Insofern lässt sich die Bewegung für Ernährungssouveränität als transnationale Bewegung beschreiben, die ihren Fokus zum Teil auf die Konstruktion von Identitätspolitiken verlagert hat. Wie in Cohens Theorie beschieben, erstrebt die Bewegung nicht die Kontrolle über Staatsmacht zu erhalten, sondern versucht bestimmte Lebensbereiche vor dem Staat (oder in diesem Fall eher vor der WTO und den transnationalen Konzernen) zu schützen, indem sie die Demokratisierung und Transparenz von Entscheidungsfindungsprozessen fordert. Sie akzeptiert die Globalisierung von oben nicht mehr als Entwicklungsmodell und übt Widerstand durch Mobilisierung und Bewusstseinsschaffung aus. Zusätzlich präsentiert sie Alternativen zu den dominanten Modellen, indem innerhalb des weit zerstreuten Netzwerks aus Individuen und Kollektiven ein alternatives System an Bedeutungen erschaffen wird, die sich in Alltagshandlungen und Lebensweisen manifestieren. Diese Aktionsformen sind widerständige Praktiken, die sich in einen breiteren Kontext der Anfechtung globaler Machtstrukturen fügen. In dieser ganzheitlichen Perspektive verbinden sich die Ziele und Forderungen der Bewegung dann auch mit denen anderer Gruppen und bilden ein globales Solidaritätsnetzwerk, das ein wichtiges Instrument beispielsweise für marginalisierte Gruppen in autoritären Staaten darstellen kann. Folglich identifiziere ich die Bewegung für Ernährungssouveränität auch als eine territorial losgelöste transnationale Gemeinschaft aus autonomen und solidarischen Individuen, die durch identitätspolitische, alternative Lebensstile und Praktiken ihre Privatsphäre politisieren und danach streben fundamentale Veränderungen im sozialen und kulturellen Leben zu vollbringen.

Im Zusammenhang mit dem derzeitigen wissenschaftlichen Profil sozialer Bewegungen im Allgemeinen, positioniert sich die Nyeleni Bewegung an der innovativen Spitze einer sich langsam herausbildenden globalen Zivilgesellschaft, die für eine gerechtere Welt eintritt. Ein langer Prozess, der seine ersten Züge mit dem Abolitionismus angenommen hat und sich in den letzten Jahrzehnten durch die Revolution der Informationstechnologien wesentlich beschleunigt hat. Mit der Bezugnahme auf Menschenrechte bekommen die Forderungen sozialer Bewegungen eine Dimension, die den nationalstaatlichen Rahmen übersteigt und erhalten einen universalen Charakter. Nach Hannah Arendt ist das erste Recht, das Recht Rechte zu haben. In vielerlei Hinsicht ist die Forderung nach Ernährungssouveränität nichts anderes als das Recht Rechte über Ernährung zu haben. Indem über das Recht gesprochen wird Agrargesetze zu formulieren, unterscheidet es sich von einem Privileg.
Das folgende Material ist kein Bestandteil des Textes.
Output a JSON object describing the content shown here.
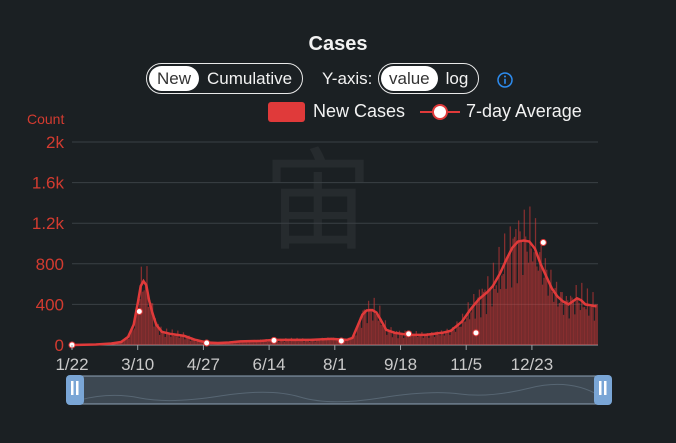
{
  "title": "Cases",
  "mode_toggle": {
    "options": [
      "New",
      "Cumulative"
    ],
    "selected": "New"
  },
  "yaxis_toggle": {
    "label": "Y-axis:",
    "options": [
      "value",
      "log"
    ],
    "selected": "value"
  },
  "info_icon": "info-circle-icon",
  "legend": {
    "new_cases": "New Cases",
    "avg": "7-day Average"
  },
  "colors": {
    "bar": "#e03a3a",
    "line": "#e03a3a",
    "axis_text": "#d33b30",
    "tick_text": "#c9c9c9",
    "grid": "#3a4044"
  },
  "chart_data": {
    "type": "bar",
    "ylabel": "Count",
    "ylim": [
      0,
      2000
    ],
    "yticks": [
      0,
      400,
      800,
      1200,
      1600,
      2000
    ],
    "ytick_labels": [
      "0",
      "400",
      "800",
      "1.2k",
      "1.6k",
      "2k"
    ],
    "xtick_labels": [
      "1/22",
      "3/10",
      "4/27",
      "6/14",
      "8/1",
      "9/18",
      "11/5",
      "12/23"
    ],
    "series": [
      {
        "name": "New Cases",
        "type": "bar"
      },
      {
        "name": "7-day Average",
        "type": "line",
        "points": [
          [
            0,
            0
          ],
          [
            17,
            5
          ],
          [
            28,
            15
          ],
          [
            35,
            30
          ],
          [
            40,
            80
          ],
          [
            44,
            200
          ],
          [
            47,
            420
          ],
          [
            49,
            580
          ],
          [
            51,
            630
          ],
          [
            53,
            590
          ],
          [
            55,
            440
          ],
          [
            57,
            330
          ],
          [
            60,
            200
          ],
          [
            64,
            130
          ],
          [
            70,
            110
          ],
          [
            80,
            90
          ],
          [
            88,
            50
          ],
          [
            96,
            25
          ],
          [
            104,
            20
          ],
          [
            112,
            25
          ],
          [
            120,
            35
          ],
          [
            135,
            40
          ],
          [
            144,
            50
          ],
          [
            155,
            50
          ],
          [
            170,
            50
          ],
          [
            185,
            60
          ],
          [
            196,
            50
          ],
          [
            200,
            70
          ],
          [
            204,
            200
          ],
          [
            207,
            300
          ],
          [
            210,
            340
          ],
          [
            214,
            345
          ],
          [
            217,
            320
          ],
          [
            220,
            250
          ],
          [
            224,
            150
          ],
          [
            230,
            120
          ],
          [
            240,
            100
          ],
          [
            252,
            100
          ],
          [
            264,
            120
          ],
          [
            270,
            140
          ],
          [
            278,
            230
          ],
          [
            284,
            350
          ],
          [
            290,
            450
          ],
          [
            296,
            520
          ],
          [
            300,
            580
          ],
          [
            305,
            700
          ],
          [
            310,
            850
          ],
          [
            314,
            960
          ],
          [
            318,
            1020
          ],
          [
            322,
            1030
          ],
          [
            326,
            1020
          ],
          [
            330,
            950
          ],
          [
            334,
            800
          ],
          [
            338,
            680
          ],
          [
            342,
            560
          ],
          [
            346,
            480
          ],
          [
            350,
            430
          ],
          [
            354,
            400
          ],
          [
            357,
            430
          ],
          [
            360,
            460
          ],
          [
            363,
            440
          ],
          [
            366,
            400
          ],
          [
            370,
            390
          ],
          [
            374,
            380
          ]
        ]
      },
      {
        "name": "markers",
        "points": [
          [
            0,
            0
          ],
          [
            48,
            330
          ],
          [
            96,
            20
          ],
          [
            144,
            45
          ],
          [
            192,
            40
          ],
          [
            240,
            110
          ],
          [
            288,
            120
          ],
          [
            336,
            1010
          ]
        ]
      }
    ],
    "bars_note": "daily values jitter around the 7-day average",
    "x_range": [
      0,
      375
    ],
    "watermark": "宙"
  }
}
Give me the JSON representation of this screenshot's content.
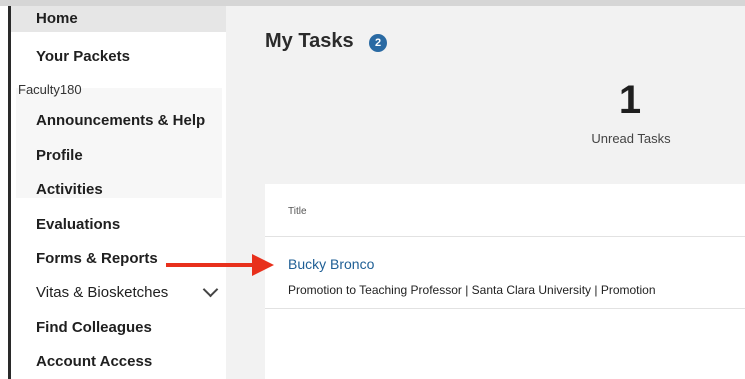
{
  "sidebar": {
    "items_top": [
      {
        "label": "Home"
      },
      {
        "label": "Your Packets"
      }
    ],
    "section_label": "Faculty180",
    "items_section": [
      {
        "label": "Announcements & Help"
      },
      {
        "label": "Profile"
      },
      {
        "label": "Activities"
      },
      {
        "label": "Evaluations"
      },
      {
        "label": "Forms & Reports"
      },
      {
        "label": "Vitas & Biosketches"
      },
      {
        "label": "Find Colleagues"
      },
      {
        "label": "Account Access"
      }
    ]
  },
  "main": {
    "title": "My Tasks",
    "task_count_badge": "2",
    "stat": {
      "value": "1",
      "label": "Unread Tasks"
    },
    "table": {
      "column_header": "Title",
      "rows": [
        {
          "title": "Bucky Bronco",
          "description": "Promotion to Teaching Professor | Santa Clara University | Promotion"
        }
      ]
    }
  },
  "annotation": {
    "arrow_color": "#e8301c"
  },
  "colors": {
    "accent": "#2a6aa3",
    "link": "#1f5f95"
  }
}
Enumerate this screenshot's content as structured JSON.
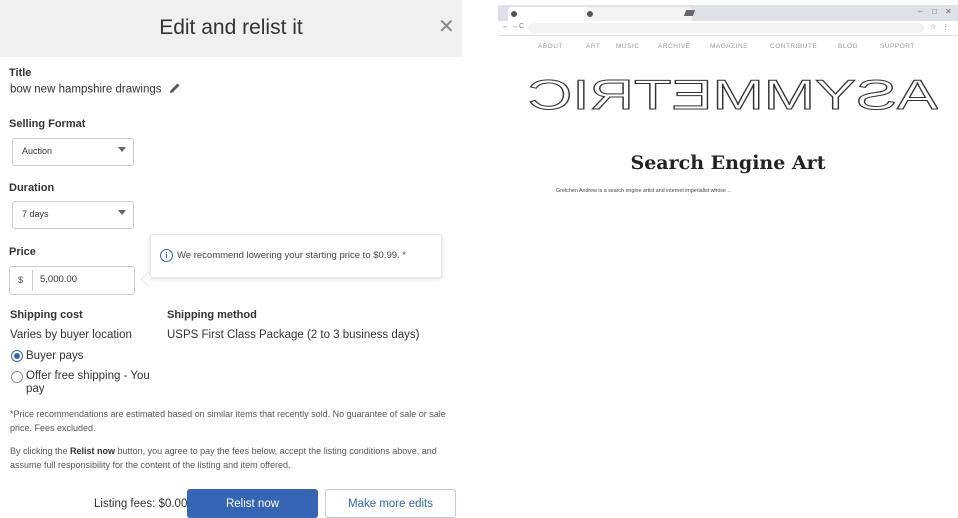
{
  "dialog": {
    "title": "Edit and relist it",
    "close_glyph": "✕",
    "title_section": {
      "label": "Title",
      "value": "bow new hampshire  drawings"
    },
    "selling_format": {
      "label": "Selling Format",
      "selected": "Auction"
    },
    "duration": {
      "label": "Duration",
      "selected": "7 days"
    },
    "price": {
      "label": "Price",
      "currency": "$",
      "value": "5,000.00"
    },
    "tip": {
      "text": "We recommend lowering your starting price to $0.99. *",
      "icon": "info-icon"
    },
    "shipping_cost": {
      "label": "Shipping cost",
      "value": "Varies by buyer location",
      "options": [
        "Buyer pays",
        "Offer free shipping - You pay"
      ],
      "selected_index": 0
    },
    "shipping_method": {
      "label": "Shipping method",
      "value": "USPS First Class Package (2 to 3 business days)"
    },
    "disclaimer": "*Price recommendations are estimated based on similar items that recently sold. No guarantee of sale or sale price. Fees excluded.",
    "agreement": {
      "prefix": "By clicking the ",
      "bold": "Relist now",
      "suffix": " button, you agree to pay the fees below, accept the listing conditions above, and assume full responsibility for the content of the listing and item offered."
    },
    "listing_fees": "Listing fees: $0.00",
    "relist_button": "Relist now",
    "more_edits_button": "Make more edits"
  },
  "browser": {
    "nav": [
      "ABOUT",
      "ART",
      "MUSIC",
      "ARCHIVE",
      "MAGAZINE",
      "CONTRIBUTE",
      "BLOG",
      "SUPPORT"
    ],
    "logo_text": "ASYMMETRIC",
    "heading": "Search Engine Art",
    "paragraph": "Gretchen Andrew is a search engine artist and internet imperialist whose ...",
    "colors": {
      "tabbar": "#dee1e6",
      "heading": "#222222"
    }
  },
  "colors": {
    "accent": "#3665b3",
    "header_bg": "#f0f0f0"
  }
}
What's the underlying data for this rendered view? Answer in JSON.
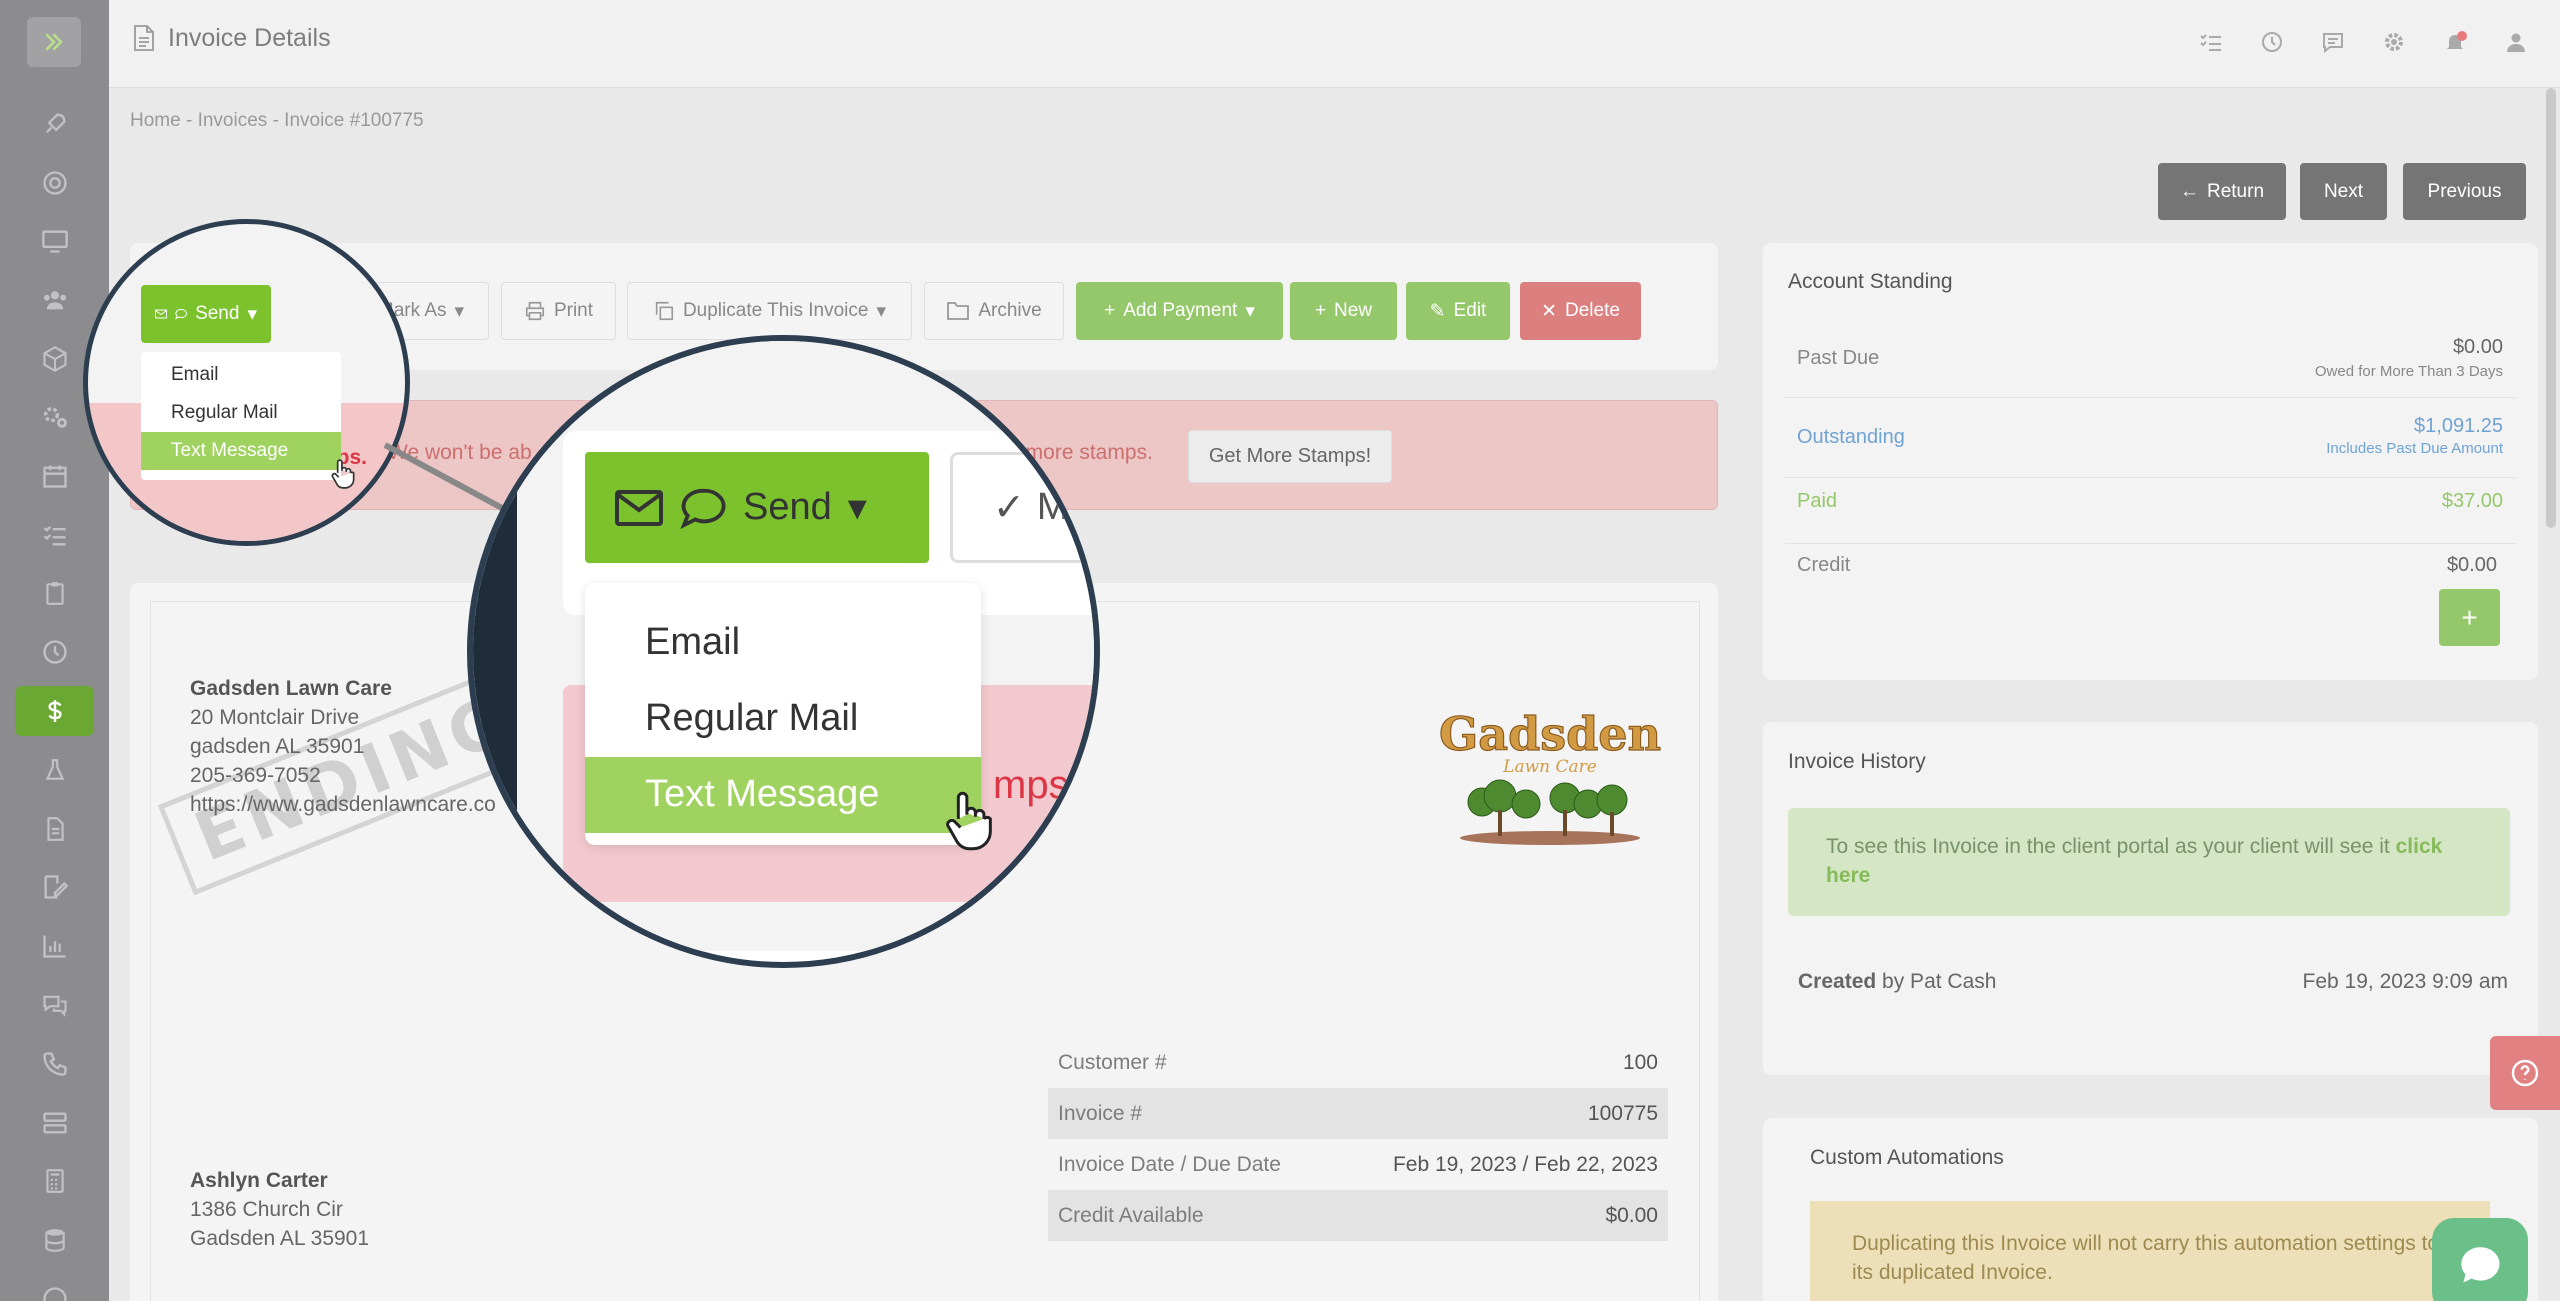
{
  "header": {
    "title": "Invoice Details",
    "icons": [
      "checklist-icon",
      "clock-icon",
      "chat-icon",
      "gear-icon",
      "bell-icon",
      "user-icon"
    ]
  },
  "sidebar": {
    "toggle_icon": "double-chevron-right-icon",
    "items": [
      "rocket-icon",
      "lifebuoy-icon",
      "monitor-icon",
      "users-icon",
      "box-icon",
      "cogs-icon",
      "calendar-icon",
      "tasks-icon",
      "clipboard-icon",
      "clock-icon",
      "dollar-icon",
      "flask-icon",
      "document-icon",
      "signature-icon",
      "bar-chart-icon",
      "comments-icon",
      "phone-icon",
      "server-icon",
      "calculator-icon",
      "database-icon"
    ],
    "active": "dollar-icon"
  },
  "breadcrumb": {
    "home": "Home",
    "sep": "-",
    "invoices": "Invoices",
    "current": "Invoice #100775"
  },
  "nav_buttons": {
    "return": "Return",
    "next": "Next",
    "previous": "Previous"
  },
  "toolbar": {
    "send": "Send",
    "mark_as": "Mark As",
    "print": "Print",
    "duplicate": "Duplicate This Invoice",
    "archive": "Archive",
    "add_payment": "Add Payment",
    "new": "New",
    "edit": "Edit",
    "delete": "Delete"
  },
  "send_menu": {
    "items": [
      "Email",
      "Regular Mail",
      "Text Message"
    ],
    "selected": "Text Message"
  },
  "alert": {
    "small_prefix": "mps.",
    "text_visible": "We won't be ab",
    "text_tail": "t more stamps.",
    "zoom_tail": "mps.",
    "button": "Get More Stamps!"
  },
  "zoom_partial_button": "M",
  "company": {
    "name": "Gadsden Lawn Care",
    "address1": "20 Montclair Drive",
    "address2": "gadsden AL 35901",
    "phone": "205-369-7052",
    "website": "https://www.gadsdenlawncare.co"
  },
  "stamp": "ENDING",
  "logo": {
    "line1": "Gadsden",
    "line2": "Lawn Care"
  },
  "client": {
    "name": "Ashlyn Carter",
    "address1": "1386 Church Cir",
    "address2": "Gadsden AL 35901"
  },
  "invoice_meta": {
    "customer_label": "Customer #",
    "customer_value": "100",
    "invoice_label": "Invoice #",
    "invoice_value": "100775",
    "date_label": "Invoice Date / Due Date",
    "date_value": "Feb 19, 2023 / Feb 22, 2023",
    "credit_label": "Credit Available",
    "credit_value": "$0.00"
  },
  "account_standing": {
    "title": "Account Standing",
    "past_due_label": "Past Due",
    "past_due_value": "$0.00",
    "past_due_sub": "Owed for More Than 3 Days",
    "outstanding_label": "Outstanding",
    "outstanding_value": "$1,091.25",
    "outstanding_sub": "Includes Past Due Amount",
    "paid_label": "Paid",
    "paid_value": "$37.00",
    "credit_label": "Credit",
    "credit_value": "$0.00",
    "add_button": "+"
  },
  "invoice_history": {
    "title": "Invoice History",
    "portal_text": "To see this Invoice in the client portal as your client will see it",
    "portal_link": "click here",
    "created_label": "Created",
    "created_by": "by Pat Cash",
    "created_date": "Feb 19, 2023 9:09 am"
  },
  "custom_automations": {
    "title": "Custom Automations",
    "notice": "Duplicating this Invoice will not carry this automation settings to its duplicated Invoice."
  },
  "colors": {
    "brand_green": "#7bc22d",
    "danger": "#dc3545",
    "sidebar": "#8c8c8f"
  }
}
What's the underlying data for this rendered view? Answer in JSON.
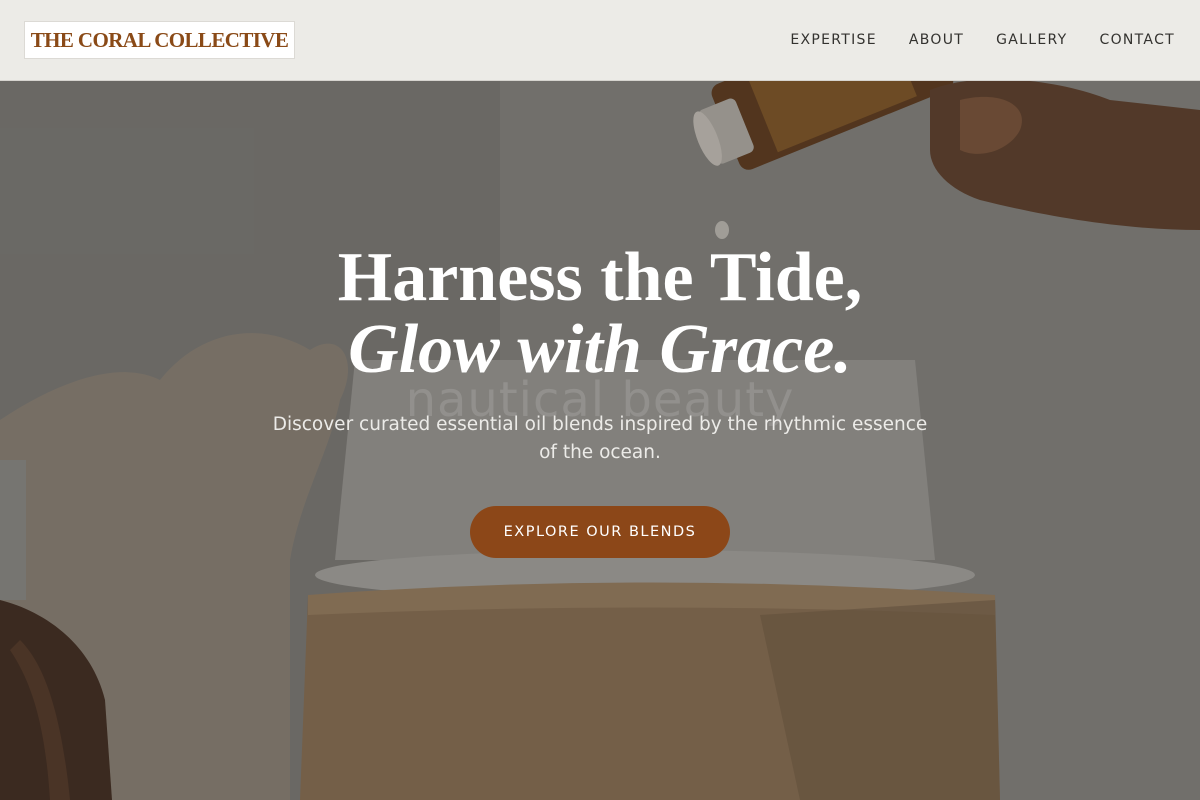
{
  "brand": {
    "name": "THE CORAL COLLECTIVE",
    "color": "#8a4a17"
  },
  "nav": {
    "items": [
      {
        "label": "EXPERTISE"
      },
      {
        "label": "ABOUT"
      },
      {
        "label": "GALLERY"
      },
      {
        "label": "CONTACT"
      }
    ]
  },
  "hero": {
    "headline_line1": "Harness the Tide,",
    "headline_line2": "Glow with Grace.",
    "ghost_text": "nautical beauty",
    "subtitle": "Discover curated essential oil blends inspired by the rhythmic essence of the ocean.",
    "cta_label": "EXPLORE OUR BLENDS",
    "cta_color": "#8c4718"
  }
}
Das moderne Lebensmittelsystem wurde von einigen wenigen Privilegierten entworfen. Ernährungssouveränität deutet darauf hin, dass das illegitim ist, da der Entwurf unserer Gesellschaftsordnung nicht das Privileg von einigen wenigen, sondern das Recht von allen ist. Die Verwendung einer rechtsbasierten Sprache verleiht dem Konzept enormes Potential für die Zukunft (Patel 2009: 663, 667).